Motorsport: Ein Rekordteilnehmerfeld von 43 Fahrzeugen wartete am Wochenende auf Tim Zimmermann beim Auftakt der ADAC TCR Germany. In der Motorsport Arena Oschersleben erlebte der Langenargener aufregende Tage mit Happy End. Platz sieben und zwei standen für ihn zu Buche.

Hochmotiviert reiste Tim Zimmermann zum ersten Rennen des Jahres in die Magdeburger Börde. 43 TCR-Autos rollten an den Start und sorgten für großen Jubel auf den Rängen. Mehr als 20 000 Zuschauer verfolgten die Rennen des Langenargeners. Doch der Auftakt am Freitag verlief alles andere als geplant – technische Probleme stoppten den 20-Jährigen. „Ich bin nicht eine schnelle Runde gefahren, jetzt wird es im Zeittraining natürlich spannend. Zur Konkurrenz fehlt es mir deutlich an Erfahrung in dem neuen Audi RS3 LMS“, fasste Zimmermann zusammen.
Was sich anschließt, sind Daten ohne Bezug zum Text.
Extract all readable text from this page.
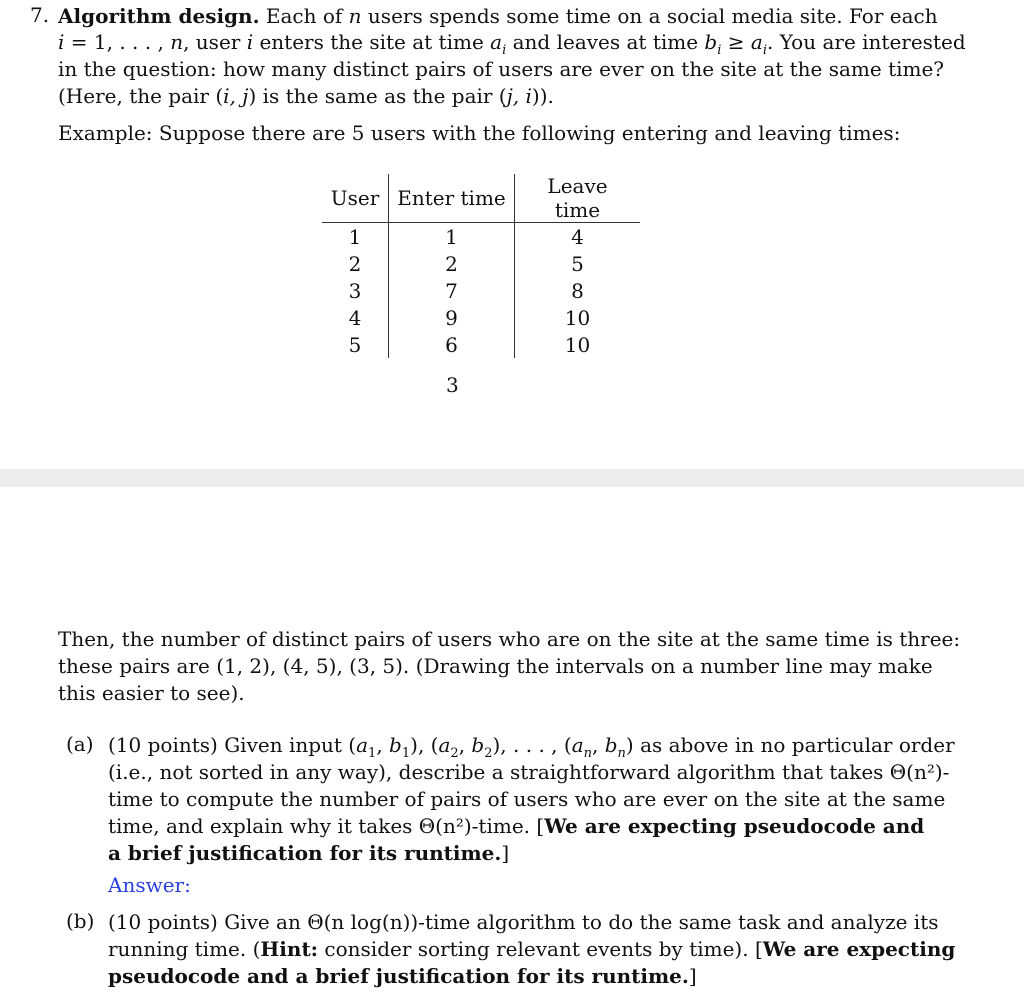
7. Algorithm design. Each of n users spends some time on a social media site. For each
i = 1, . . . , n, user i enters the site at time $a_i$ and leaves at time $b_i \ge a_i$. You are interested
in the question: how many distinct pairs of users are ever on the site at the same time?
(Here, the pair (i, j) is the same as the pair (j, i)).
Example: Suppose there are 5 users with the following entering and leaving times:
User	Enter time	Leave time
1	1	4
2	2	5
3	7	8
4	9	10
5	6	10
3
Then, the number of distinct pairs of users who are on the site at the same time is three:
these pairs are (1, 2), (4, 5), (3, 5). (Drawing the intervals on a number line may make
this easier to see).
(a) (10 points) Given input ($a_1$, $b_1$), ($a_2$, $b_2$), . . . , ($a_n$, $b_n$) as above in no particular order
(i.e., not sorted in any way), describe a straightforward algorithm that takes Θ(n²)-
time to compute the number of pairs of users who are ever on the site at the same
time, and explain why it takes Θ(n²)-time. [We are expecting pseudocode and
a brief justification for its runtime.]
Answer:
(b) (10 points) Give an Θ(n log(n))-time algorithm to do the same task and analyze its
running time. (Hint: consider sorting relevant events by time). [We are expecting
pseudocode and a brief justification for its runtime.]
Von den Geschehnissen ließ er sich aber nicht erschüttern. Mit Vollgas startete er in das Qualifying und zeigte sein großes Talent und wurde hervorragender Vierter seiner Gruppe. Es wäre noch mehr möglich gewesen. „Zwei Rotphasen haben mich jeweils eine schnelle Runde gekostet. Leider kann so etwas aber immer passieren. Startplatz acht und drei sind trotzdem eine gute Ausbeute“, war er positiv gestimmt.

Die beiden Rennen verliefen ebenso gut. Bei bestem Rennsportwetter verbesserte sich der Fahrer der Renngemeinschaft Graf Zeppelin Friedrichshafen im ersten Durchgang auf Rang sieben und legte am Sonntag noch einmal nach. Im Verlauf des 30-minütigen Rennens kämpfte Zimmermann um den Sieg und wurde als starker Zweiter abgewunken. Auf dem Podium war er dann sichtlich erfreut: „Wow, nach dem Desaster am Freitag lief es doch wirklich gut. Ich habe ein gutes Gefühl in dem Auto und mein Team hat einen super Job gemacht. Bis zum nächsten Rennen auf dem Red-Bull-Ring werde ich mich weiter vorbereiten und hoch motiviert an den Start gehen. Mein erster TCR-Sieg lässt ja noch auf sich warten. Einen Dank möchte ich an meine Partner und Sponsoren aussprechen, die mit ihrer Unterstützung zu diesem Erfolg beitragen.“

Nach den zwei erfolgreichen Rennen belegt der Team-Target-Competition-Fahrer den dritten Rang in der Meisterschaftswertung. In fünf Wochen ist die ADAC TCR Germany in der Steiermark (Österreich) zur zweiten Veranstaltung zu Gast.